Score-based Generative Models with Levy Processes

Investigating the optimal stochastic process beyond Gaussian for noise injection in a score-based generative model remains an open question. Brownian motion is a light-tailed process with continuous paths, which leads to a slow convergence rate for the Number of Function Evaluation (NFE). Recent studies have shown that diffusion models suffer from mode-collapse issues on imbalanced data. In order to overcome the limitations of Brownian motion, we introduce a novel score-based generative model referred to as Levy-Ito Model (LIM). This model utilizes isotropic alpha-stable Levy processes.
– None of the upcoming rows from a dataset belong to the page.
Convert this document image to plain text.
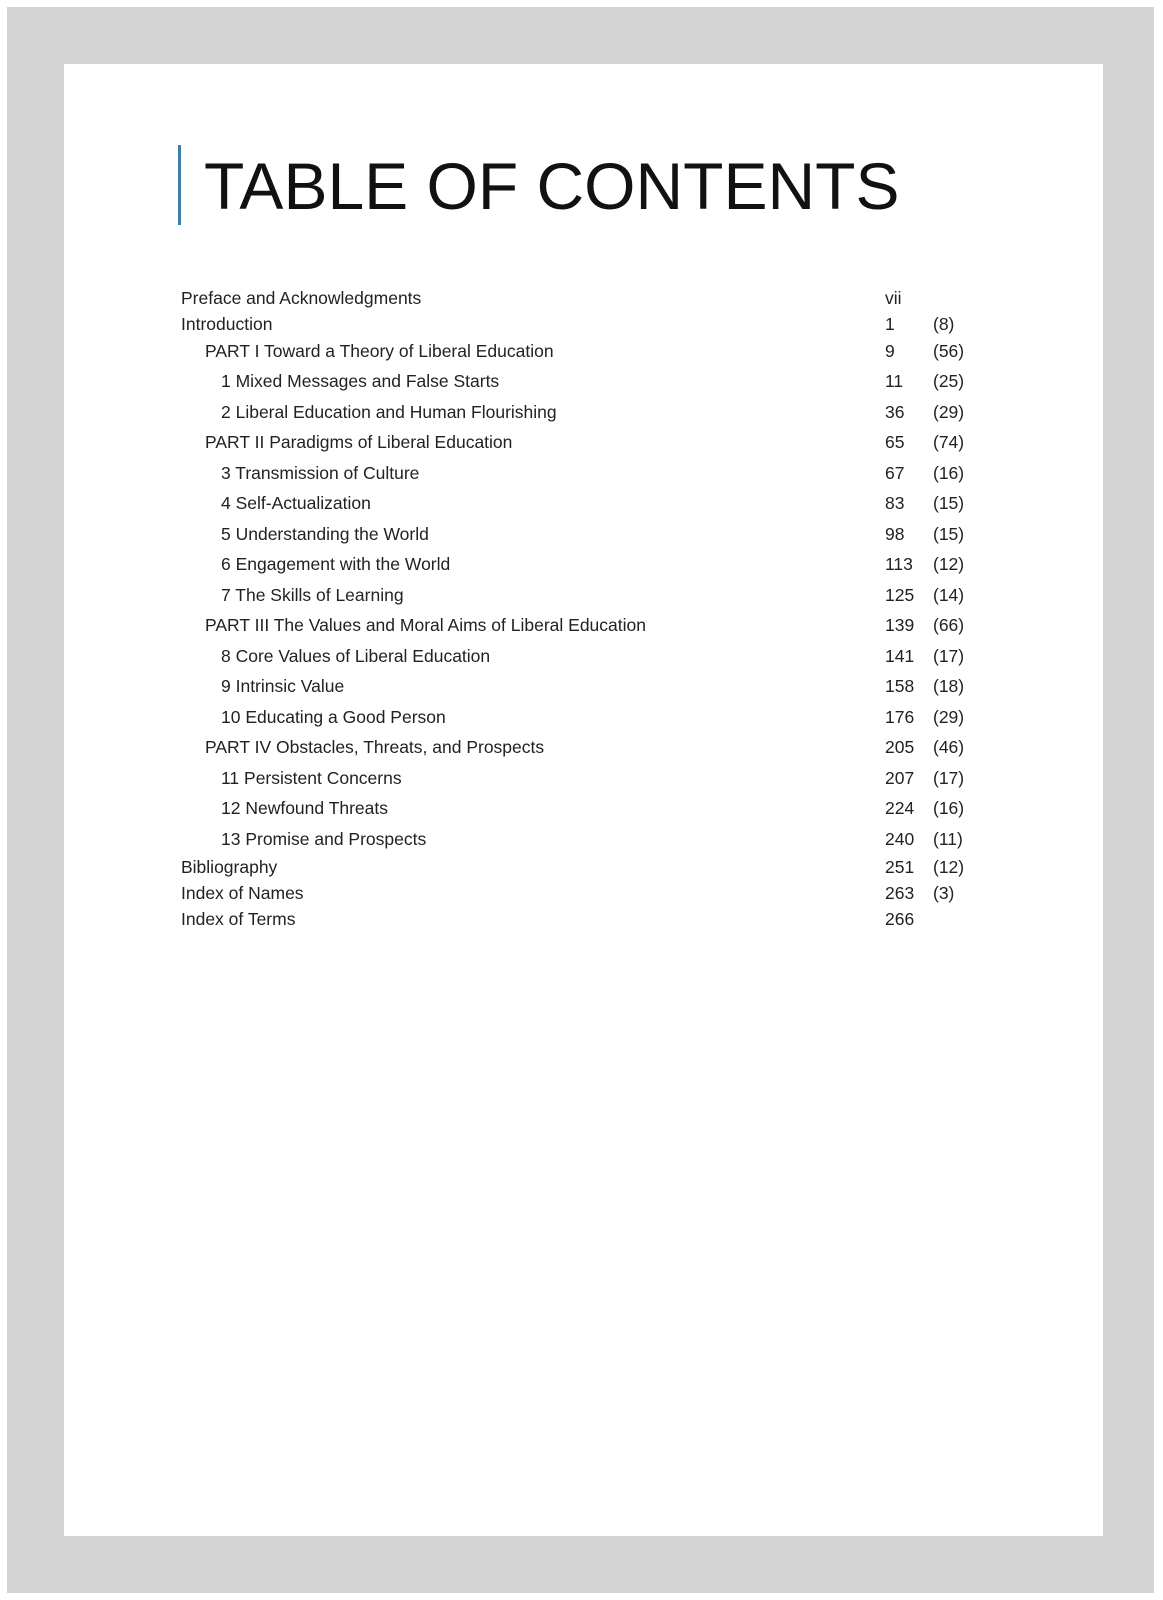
TABLE OF CONTENTS
Preface and Acknowledgments	vii
Introduction	1 (8)
PART I Toward a Theory of Liberal Education	9 (56)
1 Mixed Messages and False Starts	11 (25)
2 Liberal Education and Human Flourishing	36 (29)
PART II Paradigms of Liberal Education	65 (74)
3 Transmission of Culture	67 (16)
4 Self-Actualization	83 (15)
5 Understanding the World	98 (15)
6 Engagement with the World	113 (12)
7 The Skills of Learning	125 (14)
PART III The Values and Moral Aims of Liberal Education	139 (66)
8 Core Values of Liberal Education	141 (17)
9 Intrinsic Value	158 (18)
10 Educating a Good Person	176 (29)
PART IV Obstacles, Threats, and Prospects	205 (46)
11 Persistent Concerns	207 (17)
12 Newfound Threats	224 (16)
13 Promise and Prospects	240 (11)
Bibliography	251 (12)
Index of Names	263 (3)
Index of Terms	266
We first derive an exact reverse-time stochastic differential equation driven by the Levy process, then develop the corresponding fractional denoising score matching. LIM takes advantage of the heavy-tailed properties of the Levy process. Our experimental results show LIM allows for faster and more diverse sampling while maintaining high fidelity compared to existing diffusion models across various image datasets such as CIFAR10, CelebA, and imbalanced dataset CIFAR10LT. Comparing our results to those of DDPM with 3.21 Frechet Inception Distance (FID) and 0.6437 Recall on the CelebA dataset, we achieve 1.58 FID and 0.7006 Recall using the same architecture. LIM shows the best performance in NFE 500 with 2x faster total wall-clock time than the baseline.